Ze'ev Rosenkranz, senior editor of the Einstein Papers Project, said: “I think a lot of comments strike us as pretty unpleasant – what he says about the Chinese in particular.
“They're kind of in contrast to the public image of the great humanitarian icon. I think it's quite a shock to read those and contrast them with his more public statements. He didn't intend them for publication.”
Rosenkranz said that although views like Einstein's were prevalent at the time, they were not universal. “'We have to understand, he was of the zeitgeist , part of the time' – but I think I tried here and there to give a broader context. There were other views out there, more tolerant views,” he said.

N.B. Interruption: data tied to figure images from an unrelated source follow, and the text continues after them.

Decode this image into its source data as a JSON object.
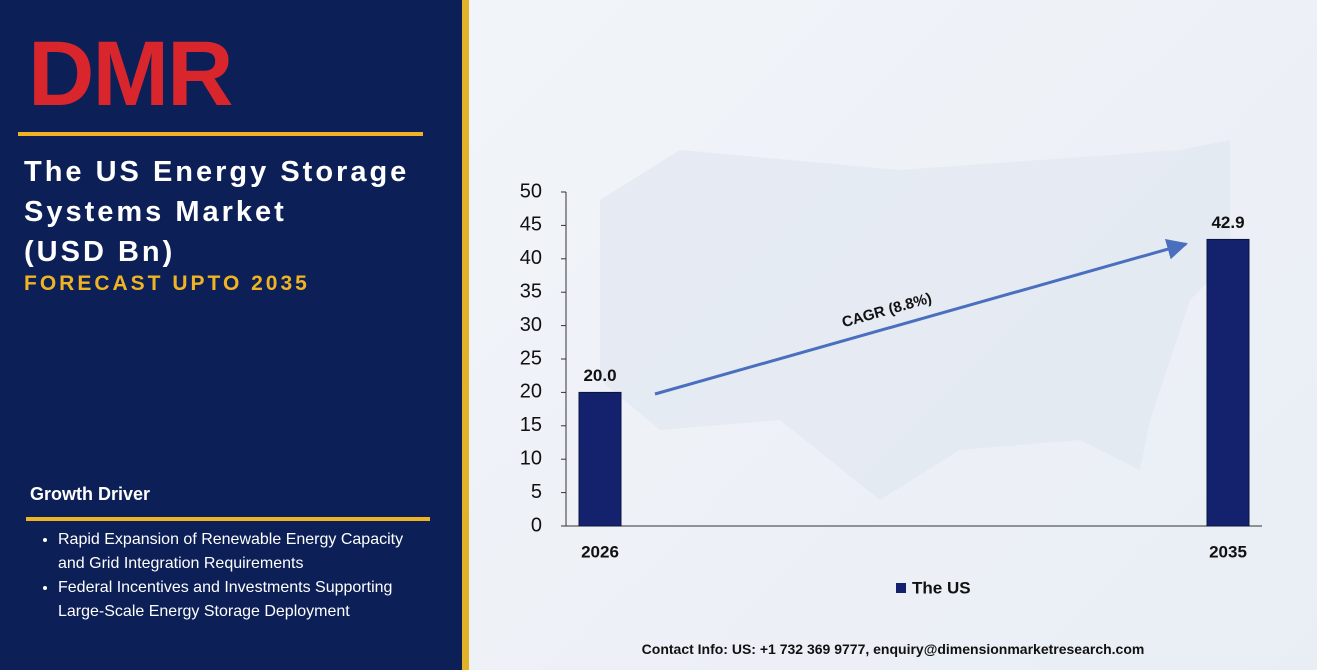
{
  "logo": "DMR",
  "title_lines": [
    "The US Energy Storage",
    "Systems Market",
    "(USD Bn)"
  ],
  "subtitle": "FORECAST UPTO 2035",
  "growth_driver": {
    "heading": "Growth Driver",
    "items": [
      "Rapid Expansion of Renewable Energy Capacity and Grid Integration Requirements",
      "Federal Incentives and Investments Supporting Large-Scale Energy Storage Deployment"
    ]
  },
  "contact": "Contact Info: US: +1 732 369 9777, enquiry@dimensionmarketresearch.com",
  "chart_data": {
    "type": "bar",
    "categories": [
      "2026",
      "2035"
    ],
    "series": [
      {
        "name": "The US",
        "color": "#14226e",
        "values": [
          20.0,
          42.9
        ],
        "value_labels": [
          "20.0",
          "42.9"
        ]
      }
    ],
    "ylim": [
      0,
      50
    ],
    "yticks": [
      0,
      5,
      10,
      15,
      20,
      25,
      30,
      35,
      40,
      45,
      50
    ],
    "annotation": "CAGR (8.8%)"
  }
}
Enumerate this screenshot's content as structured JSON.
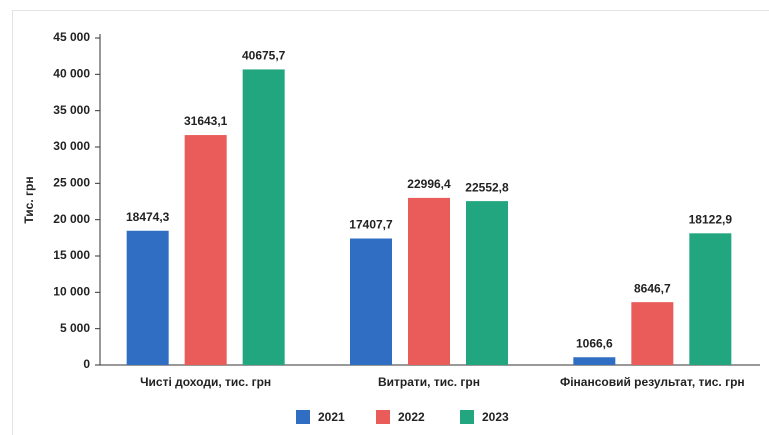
{
  "chart_data": {
    "type": "bar",
    "y_label": "Тис. грн",
    "categories": [
      "Чисті доходи, тис. грн",
      "Витрати, тис. грн",
      "Фінансовий результат, тис. грн"
    ],
    "series": [
      {
        "name": "2021",
        "color": "#2f6ec3",
        "values": [
          18474.3,
          17407.7,
          1066.6
        ],
        "value_labels": [
          "18474,3",
          "17407,7",
          "1066,6"
        ]
      },
      {
        "name": "2022",
        "color": "#e95c5a",
        "values": [
          31643.1,
          22996.4,
          8646.7
        ],
        "value_labels": [
          "31643,1",
          "22996,4",
          "8646,7"
        ]
      },
      {
        "name": "2023",
        "color": "#22a67f",
        "values": [
          40675.7,
          22552.8,
          18122.9
        ],
        "value_labels": [
          "40675,7",
          "22552,8",
          "18122,9"
        ]
      }
    ],
    "ylim": [
      0,
      45000
    ],
    "yticks": [
      0,
      {
        "value": 5000,
        "label": "5 000"
      },
      {
        "value": 10000,
        "label": "10 000"
      },
      {
        "value": 15000,
        "label": "15 000"
      },
      {
        "value": 20000,
        "label": "20 000"
      },
      {
        "value": 25000,
        "label": "25 000"
      },
      {
        "value": 30000,
        "label": "30 000"
      },
      {
        "value": 35000,
        "label": "35 000"
      },
      {
        "value": 40000,
        "label": "40 000"
      },
      {
        "value": 45000,
        "label": "45 000"
      }
    ]
  }
}
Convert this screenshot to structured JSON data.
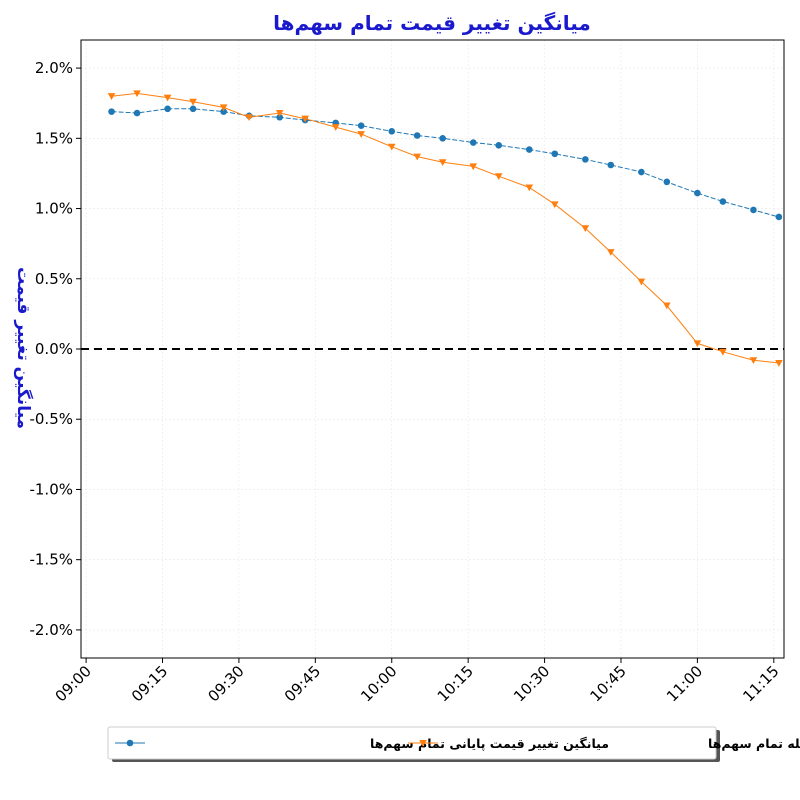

In his introduction, Rosenkranz writes how it is important to explore how a humanist icon such as Einstein – whose image was once used for a UNHCR campaign with the slogan “A bundle of belongings isn’t the only thing a refugee brings to his new country. Einstein was a refugee” – could have written xenophobic comments about the peoples he encountered.
“The answer to this question seems very relevant in today’s world, in which the hatred of the other is so rampant in so many places around the world,” he writes. “It seems that even Einstein sometimes had a very hard time recognising himself in the face of the other.”